Interesting thread, Dawie. Thanks for sharing the information and pictures. It seems that cut down doors, double hump cowls, Brooklands style windscreens, and rear mounted spares were common styling elements on these specials. I've always liked those features and I wonder why they never became very common on American hotrods....maybe they did on some speedsters....
The special builder had a free hand with bodywork, limited only by fabricating skills, where the hot-rodder was always constrained by having to modify an existing body. Specials were very close in concept to American speedsters. While it could be said that the hot rod had by 1950 effectively displaced the speedster, the special kept on following its own development path for another fifteen years or so. It might be said that specials give a good clue to what speedsters might have become in the absence of a ready supply of light Ford roadster and coupe bodies - and competitive sanctioning structures that encouraged their use.
Some (apparently) German specials: Some pontoon-bodied "Barchetti": Austin Sevens MGs Fords, mainly, though many of these early grp bodies could easily be adapted to Austin or other chassis. All this feeds into an idea I've had brewing for a while: a liberally hacked-about Cobra kit-car body on a traditional '32 Ford hot rod chassis, as a sort of traditional hot rod/late special crossover.
Anatomy of a trials special: early Cannon special Cotton specials: Unidentified Ford special: Typical trials special, as it had evolved by 1960: Looks like fun: I've recently thought that my idea of the perfect motor sport would combine a drag race, a hillclimb, and a trial - not least in the sense that that might produce the most appealing machinery. All and more to be found at http://www.hsta.co.uk/index.html
Indeed a lot of the early pontoon-bodied specials freely traversed the boundaries between pure specials, kit cars, and small-volume production cars. Like Lotus, Ginetta developed out of these sorts of exercises; the point where a definitive design crystallised being sometimes hard to ascertain. The very first Ginettas grew out of specials based on the little pre-war Wolseley Hornet: (... which is not quite the same as a Wolseley Hornet Special, as that was a sort of BMW Z3 for the hairdressers of the '30s.)

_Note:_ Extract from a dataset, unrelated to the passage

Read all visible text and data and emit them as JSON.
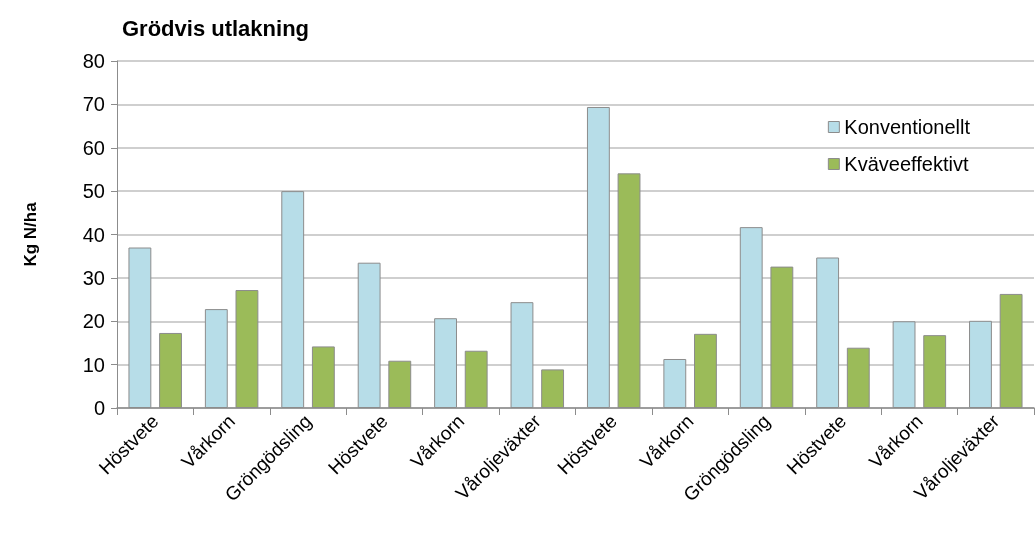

Interesting Ford-MG hybrid. Note typical "fats and skinnies" rather than bigs & littles. More here: http://www.oldclassiccar.co.uk/car-trials.htm
You brought up a good point about fat & Skinny as opposed to big & littles. The original purpose of "bigs" was to get some more rubber on the road but also to functionally lower the rear end ratio for higher top end speed at the same RPM. (And the rake was so you didn't need to jack up the rear of the car to reach the quick change to change from higher ratio highway gears to get over the mountain to the high desert to smaller ratio dry lake gears.) The skinny and wide was/is for better traction on the rear end at a lower or the same included tire radius ratio.
This has to be the coolest thing I have seen on the HAMB and there is a lot of cool shit here. Thanks for posting Bill
Thanks for the topic! I really admire the specials! Love it when inspiration yields a car that is loud, fast, quick and quirky; quirky is cool!
A mate and I are building a special. Waiting for the uni to arrive in the post for the steering column so I can sit right in front of the diff and take it for a spin. Having the tail shaft cut and shut will be the most expensive thing done to it. Very cheap all up.